TÜRKİYE CUMHURİYETİ
ANAYASA MAHKEMESİ
İKİNCİ BÖLÜM
KARAR
HÜSEYİN DOĞAN BAŞVURUSU
(Başvuru Numarası: 2016/34610)
Karar Tarihi: 9/9/2020
Başkan
:
Kadir ÖZKAYA
Üyeler
Celal Mümtaz AKINCI
M. Emin KUZ
Yıldız SEFERİNOĞLU
Basri BAĞCI
Raportör
Gizem Ceren DEMİR KOŞAR
Başvurucu
Hüseyin DOĞAN
Vekilleri
Av. Ziya BAGI
Av. Ramazan DEMİR
I. BAŞVURUNUN KONUSU
1. Başvuru; sağlık problemlerine karşın tutuklanma nedeniyle kişi hürriyeti ve güvenliği hakkının, ceza infaz kurumunda sağlık hizmetlerine erişememe ve uygun olmayan tutma koşulları nedeniyle kötü muamele yasağının ihlal edildiği iddialarına ilişkindir.
II. BAŞVURU SÜRECİ
2. Başvuru 5/10/2016 tarihinde yapılmıştır.

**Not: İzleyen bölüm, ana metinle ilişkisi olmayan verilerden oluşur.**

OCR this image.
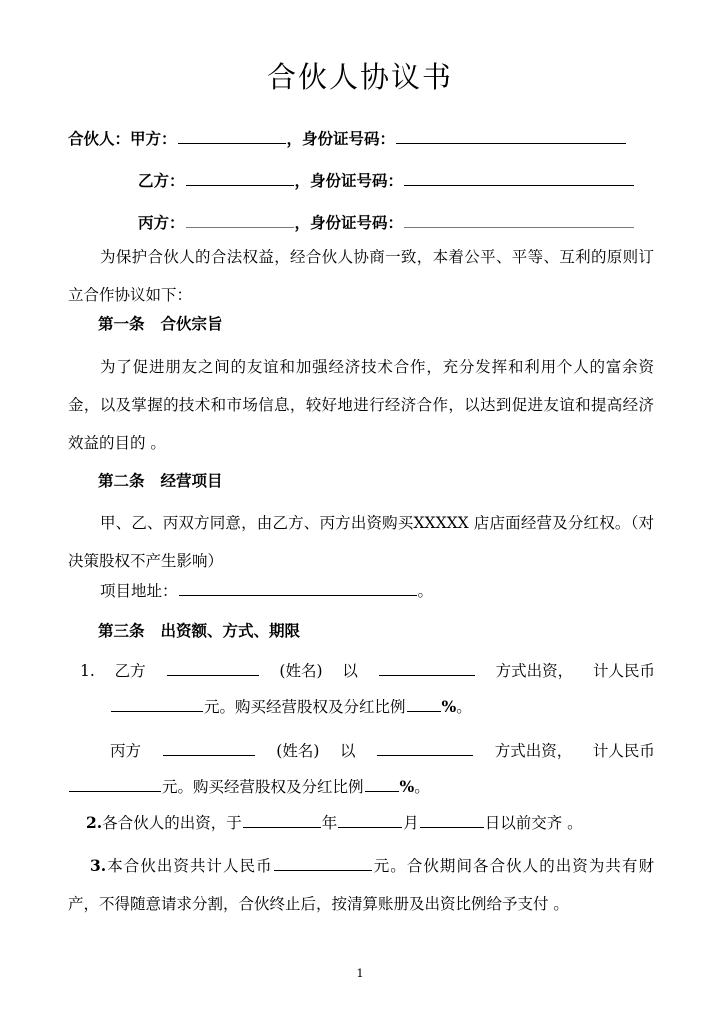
合伙人协议书
合伙人：甲方：	，身份证号码：
乙方：	，身份证号码：
丙方：	，身份证号码：
为保护合伙人的合法权益，经合伙人协商一致，本着公平、平等、互利的原则订立合作协议如下：
第一条 合伙宗旨
为了促进朋友之间的友谊和加强经济技术合作，充分发挥和利用个人的富余资金，以及掌握的技术和市场信息，较好地进行经济合作，以达到促进友谊和提高经济效益的目的 。
第二条 经营项目
甲、乙、丙双方同意，由乙方、丙方出资购买XXXXX 店店面经营及分红权。（对决策股权不产生影响）
项目地址：	。
第三条 出资额、方式、期限
1. 乙方	(姓名) 以	方式出资， 计人民币
元。购买经营股权及分红比例 %。
丙方	(姓名) 以	方式出资， 计人民币
元。购买经营股权及分红比例 %。
2.各合伙人的出资，于	年	月	日以前交齐 。
3.本合伙出资共计人民币	元。合伙期间各合伙人的出资为共有财产，不得随意请求分割，合伙终止后，按清算账册及出资比例给予支付 。
1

3. Başvuru, başvuru formu ve eklerinin idari yönden yapılan ön incelemesinden sonra Komisyona sunulmuştur.
4. Komisyonca başvurunun kabul edilebilirlik incelemesinin Bölüm tarafından yapılmasına karar verilmiştir.
5. Başvuru belgelerinin bir örneği bilgi için Adalet Bakanlığına (Bakanlık) gönderilmiştir. Bakanlık görüşünü bildirmiştir.

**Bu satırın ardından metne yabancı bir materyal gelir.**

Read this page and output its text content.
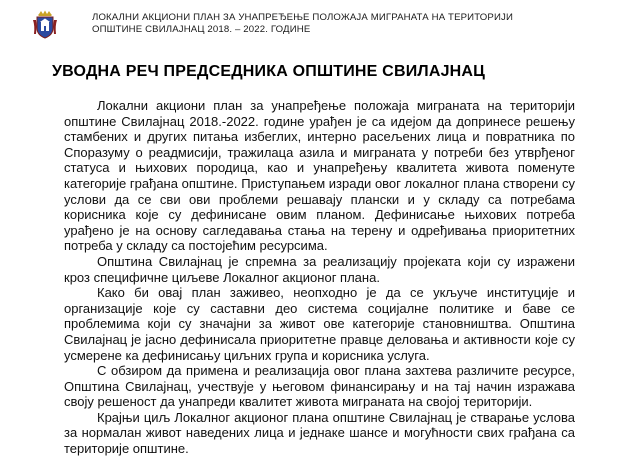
ЛОКАЛНИ АКЦИОНИ ПЛАН ЗА УНАПРЕЂЕЊЕ ПОЛОЖАЈА МИГРАНАТА НА ТЕРИТОРИЈИ
ОПШТИНЕ СВИЛАЈНАЦ 2018. – 2022. ГОДИНЕ
УВОДНА РЕЧ ПРЕДСЕДНИКА ОПШТИНЕ СВИЛАЈНАЦ

Локални акциони план за унапређење положаја миграната на територији општине Свилајнац 2018.-2022. године урађен је са идејом да допринесе решењу стамбених и других питања избеглих, интерно расељених лица и повратника по Споразуму о реадмисији, тражилаца азила и миграната у потреби без утврђеног статуса и њихових породица, као и унапређењу квалитета живота поменуте категорије грађана општине. Приступањем изради овог локалног плана створени су услови да се сви ови проблеми решавају плански и у складу са потребама корисника које су дефинисане овим планом. Дефинисање њихових потреба урађено је на основу сагледавања стања на терену и одређивања приоритетних потреба у складу са постојећим ресурсима.

Општина Свилајнац је спремна за реализацију пројеката који су изражени кроз специфичне циљеве Локалног акционог плана.

Како би овај план заживео, неопходно је да се укључе институције и организације које су саставни део система социјалне политике и баве се проблемима који су значајни за живот ове категорије становништва. Општина Свилајнац је јасно дефинисала приоритетне правце деловања и активности које су усмерене ка дефинисању циљних група и корисника услуга.

С обзиром да примена и реализација овог плана захтева различите ресурсе, Општина Свилајнац, учествује у његовом финансирању и на тај начин изражава своју решеност да унапреди квалитет живота миграната на својој територији.

Крајњи циљ Локалног акционог плана општине Свилајнац је стварање услова за нормалан живот наведених лица и једнаке шансе и могућности свих грађана са територије општине.
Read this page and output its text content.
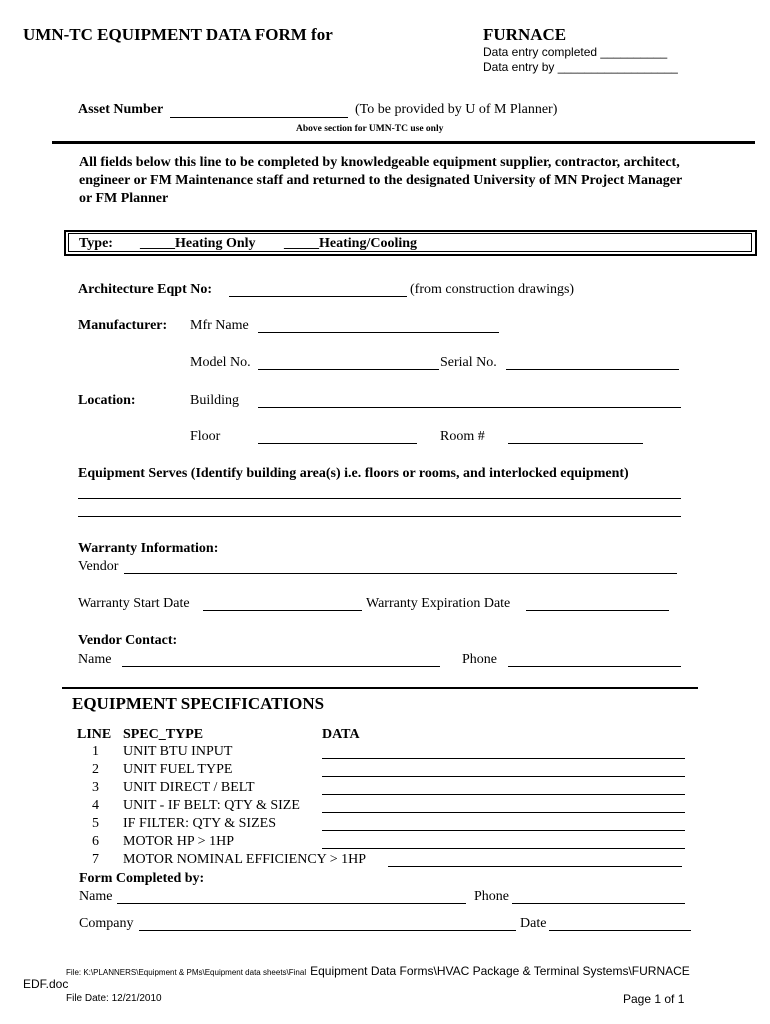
UMN-TC EQUIPMENT DATA FORM for	FURNACE
Data entry completed __________
Data entry by __________________
Asset Number	(To be provided by U of M Planner)
Above section for UMN-TC use only
All fields below this line to be completed by knowledgeable equipment supplier, contractor, architect,
engineer or FM Maintenance staff and returned to the designated University of MN Project Manager
or FM Planner
Type: _____Heating Only _____Heating/Cooling
Architecture Eqpt No:	(from construction drawings)
Manufacturer: Mfr Name
Model No.	Serial No.
Location:	Building
Floor	Room #
Equipment Serves (Identify building area(s) i.e. floors or rooms, and interlocked equipment)
Warranty Information:
Vendor
Warranty Start Date	Warranty Expiration Date
Vendor Contact:
Name	Phone
EQUIPMENT SPECIFICATIONS
LINE SPEC_TYPE	DATA
1 UNIT BTU INPUT
2 UNIT FUEL TYPE
3 UNIT DIRECT / BELT
4 UNIT - IF BELT: QTY & SIZE
5 IF FILTER: QTY & SIZES
6 MOTOR HP > 1HP
7 MOTOR NOMINAL EFFICIENCY > 1HP
Form Completed by:
Name	Phone
Company	Date
File: K:\PLANNERS\Equipment & PMs\Equipment data sheets\Final Equipment Data Forms\HVAC Package & Terminal Systems\FURNACE
EDF.doc
File Date: 12/21/2010	Page 1 of 1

6. Başvurucu, Bakanlığın görüşüne karşı süresinde beyanda bulunmuştur.
III. OLAY VE OLGULAR
7. Başvuru formu ve eklerinde ifade edildiği şekliyle ilgili olaylar özetle şöyledir:
8. Başvurucu, devletin birliğini ve ülke bütünlüğünü bozma suçu isnadıyla 3/5/2016 tarihinde tutuklanmış; hakkında Mardin 2. Ağır Ceza Mahkemesinde kamu davası açılmıştır. Başvurucu 8/6/2016 tarihinde Mardin E Tipi Ceza İnfaz Kurumundan Diyarbakır D Tipi Ceza İnfaz Kurumuna nakledilmiştir.

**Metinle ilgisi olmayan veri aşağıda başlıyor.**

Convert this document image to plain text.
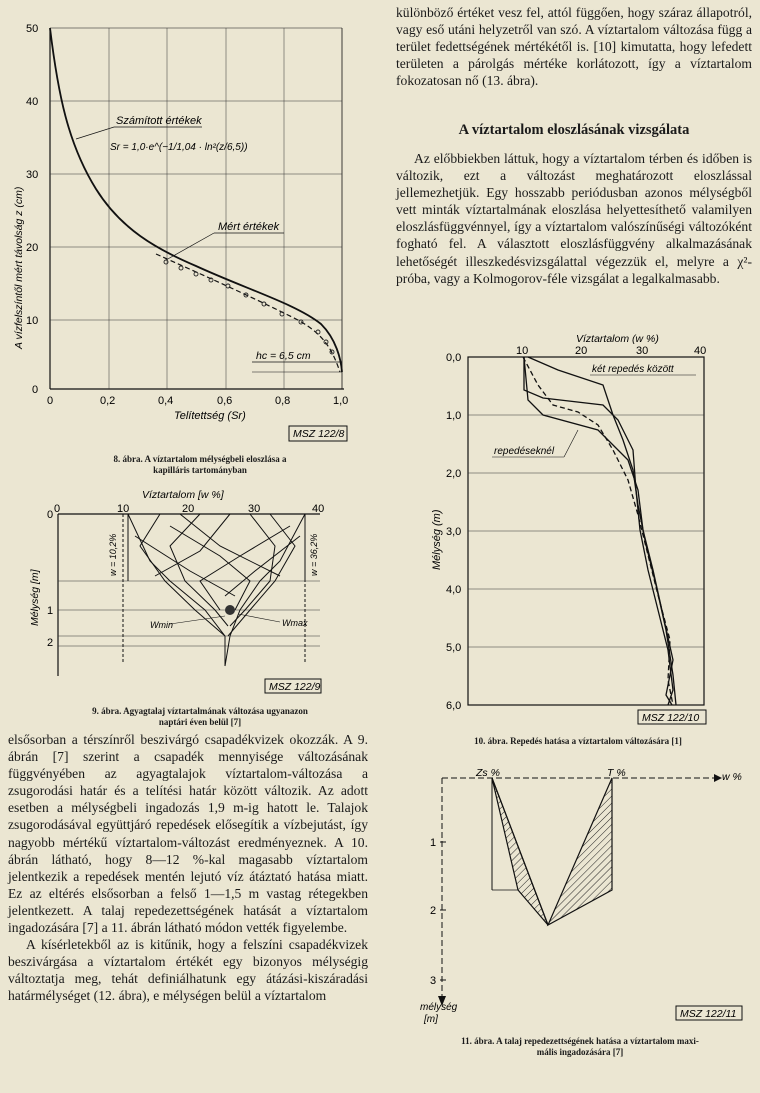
különböző értéket vesz fel, attól függően, hogy száraz állapotról, vagy eső utáni helyzetről van szó. A víztartalom változása függ a terület fedettségének mértékétől is. [10] kimutatta, hogy lefedett területen a párolgás mértéke korlátozott, így a víztartalom fokozatosan nő (13. ábra).

A víztartalom eloszlásának vizsgálata

Az előbbiekben láttuk, hogy a víztartalom térben és időben is változik, ezt a változást meghatározott eloszlással jellemezhetjük. Egy hosszabb periódusban azonos mélységből vett minták víztartalmának eloszlása helyettesíthető valamilyen eloszlásfüggvénnyel, így a víztartalom valószínűségi változóként fogható fel. A választott eloszlásfüggvény alkalmazásának lehetőségét illeszkedésvizsgálattal végezzük el, melyre a χ²-próba, vagy a Kolmogorov-féle vizsgálat a legalkalmasabb.

0
10
20
30
40
50
0	0,2	0,4	0,6	0,8	1,0
A vízfelszíntől mért távolság z (cm)
Telítettség (Sr)
Számított értékek
Sr = 1,0·e^(−1/1,04 · ln²(z/6,5))
Mért értékek
hc = 6,5 cm
MSZ 122/8
8. ábra. A víztartalom mélységbeli eloszlása a
kapilláris tartományban
Víztartalom [w %]
0	10	20	30	40
0
1
2
Mélység [m]
w = 10,2%	w = 36,2%
Wmin	Wmax
MSZ 122/9
9. ábra. Agyagtalaj víztartalmának változása ugyanazon
naptári éven belül [7]

elsősorban a térszínről beszivárgó csapadékvizek okozzák. A 9. ábrán [7] szerint a csapadék mennyisége változásának függvényében az agyagtalajok víztartalom-változása a zsugorodási határ és a telítési határ között változik. Az adott esetben a mélységbeli ingadozás 1,9 m-ig hatott le. Talajok zsugorodásával együttjáró repedések elősegítik a vízbejutást, így nagyobb mértékű víztartalom-változást eredményeznek. A 10. ábrán látható, hogy 8—12 %-kal magasabb víztartalom jelentkezik a repedések mentén lejutó víz átáztató hatása miatt. Ez az eltérés elsősorban a felső 1—1,5 m vastag rétegekben jelentkezett. A talaj repedezettségének hatását a víztartalom ingadozására [7] a 11. ábrán látható módon vették figyelembe.

A kísérletekből az is kitűnik, hogy a felszíni csapadékvizek beszivárgása a víztartalom értékét egy bizonyos mélységig változtatja meg, tehát definiálhatunk egy átázási-kiszáradási határmélységet (12. ábra), e mélységen belül a víztartalom

Víztartalom (w %)
10	20	30	40
0,0
1,0
2,0
3,0
4,0
5,0
6,0
Mélység (m)
két repedés között
repedéseknél
MSZ 122/10
10. ábra. Repedés hatása a víztartalom változására [1]
Zs %	T %	w %
1
2
3
mélység
[m]	MSZ 122/11
11. ábra. A talaj repedezettségének hatása a víztartalom maxi-
mális ingadozására [7]
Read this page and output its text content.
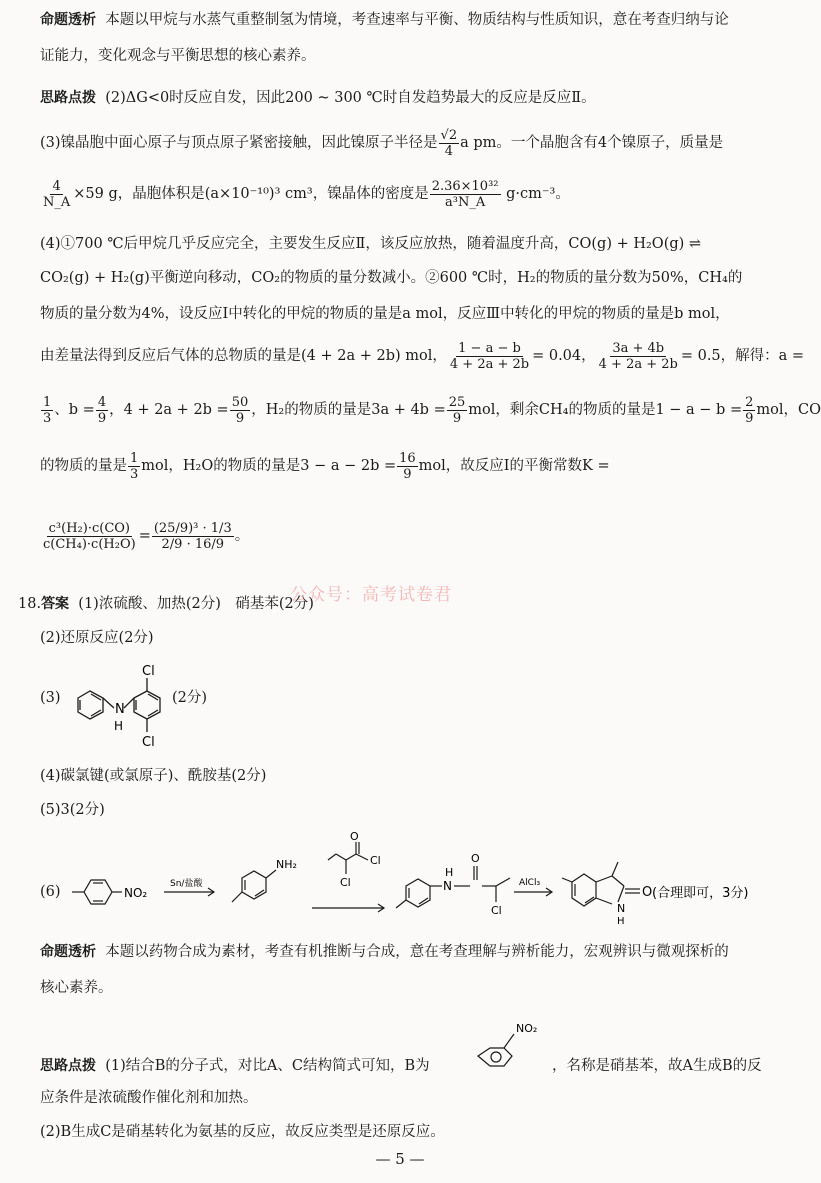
命题透析 本题以甲烷与水蒸气重整制氢为情境，考查速率与平衡、物质结构与性质知识，意在考查归纳与论
证能力，变化观念与平衡思想的核心素养。
思路点拨 (2)ΔG<0时反应自发，因此200 ~ 300 ℃时自发趋势最大的反应是反应Ⅱ。
(3)镍晶胞中面心原子与顶点原子紧密接触，因此镍原子半径是 $\frac{√2}{4}$ a pm。一个晶胞含有4个镍原子，质量是
$\frac{4}{N\_A} \times 59$ g，晶胞体积是(a×10⁻¹⁰)³ cm³，镍晶体的密度是 $\frac{\text{2.36×10³²}}{\text{a³N\_A}} g\cdot cm^{-3}$。
(4)①700 ℃后甲烷几乎反应完全，主要发生反应Ⅱ，该反应放热，随着温度升高，CO(g) + H₂O(g) ⇌
CO₂(g) + H₂(g)平衡逆向移动，CO₂的物质的量分数减小。②600 ℃时，H₂的物质的量分数为50%，CH₄的
物质的量分数为4%，设反应Ⅰ中转化的甲烷的物质的量是a mol，反应Ⅲ中转化的甲烷的物质的量是b mol，
由差量法得到反应后气体的总物质的量是(4 + 2a + 2b) mol， $\frac{1 - a - b}{4 + 2a + 2b} = 0.04$， $\frac{3a + 4b}{4 + 2a + 2b} = 0.5$，解得：a =
$\frac{1}{3}$ 、$b = \frac{4}{9}$ ，$4 + 2a + 2b = \frac{50}{9}$ ，H₂的物质的量是$3a + 4b = \frac{25}{9}$ mol，剩余CH₄的物质的量是$1 - a - b = \frac{2}{9}$ mol，CO
的物质的量是 $\frac{1}{3}$ mol，H₂O的物质的量是$3 - a - 2b = \frac{16}{9}$ mol，故反应Ⅰ的平衡常数K =
$\frac{\text{c³(H₂)·c(CO)}}{\text{c(CH₄)·c(H₂O)}} = \frac{\text{(25/9)³ · 1/3}}{2/9 \cdot 16/9}$ 。
公众号：高考试卷君
18.答案 (1)浓硫酸、加热(2分)　硝基苯(2分)
(2)还原反应(2分)
(3)
Cl
N
H
Cl
(2分)
(4)碳氯键(或氯原子)、酰胺基(2分)
(5)3(2分)
(6)	NO₂
Sn/盐酸
NH₂
O
Cl
Cl
H
N
O
Cl
AlCl₃
O
N
H
(合理即可，3分)
命题透析 本题以药物合成为素材，考查有机推断与合成，意在考查理解与辨析能力，宏观辨识与微观探析的
核心素养。
思路点拨 (1)结合B的分子式，对比A、C结构简式可知，B为
NO₂
，名称是硝基苯，故A生成B的反
应条件是浓硫酸作催化剂和加热。
(2)B生成C是硝基转化为氨基的反应，故反应类型是还原反应。
— 5 —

9. Başvurucu 24/8/2016 tarihli duruşmada sağlık sebepleri ve diğer gerekçelerle tahliye talebinde bulunmuş, tahliye talebi reddedilerek tutukluluk hâlinin devamına karar verilmiştir. Tutukluluk hâlinin devamına ilişkin karara karşı yapılan itirazın 7/9/2016 tarihinde reddedilmesi üzerine başvurucu 5/10/2016 tarihinde bireysel başvuruda bulunmuştur.
10. 16/11/2016 tarihli duruşmada başvurucunun tahliyesine karar verilmiştir.
11. Başvurucu hakkında 2/11/2018 tarihinde verilen beraat kararı istinaf edilmeden kesinleşmiştir.
12. Başvurucu, beraat kararının kesinleşmesinin akabinde 4/12/2004 tarihli ve 5271 sayılı Ceza Muhakemesi Kanunu'nun 141. maddesi uyarınca tazminat davası açtığını Anayasa Mahkemesine bildirmiştir. Bu dava sürecinin sonuçlanıp sonuçlanmadığına ilişkin bilgi sunmamıştır.
IV. İLGİLİ HUKUK
13. 5271 sayılı Kanun'un "Tazminat istemi" kenar başlıklı 141. maddesinin (1) ve (2) numaralı fıkrasının ilgili kısmı şöyledir:
"Suç soruşturması veya kovuşturması sırasında;
a) Kanunlarda belirtilen koşullar dışında yakalanan, tutuklanan veya tutukluluğunun devamına karar verilen,
...
e) Kanuna uygun olarak yakalandıktan veya tutuklandıktan sonra haklarında kovuşturmaya yer olmadığına veya beraatlerine karar verilen,
Kişiler, maddî ve manevî her türlü zararlarını, Devletten isteyebilirler.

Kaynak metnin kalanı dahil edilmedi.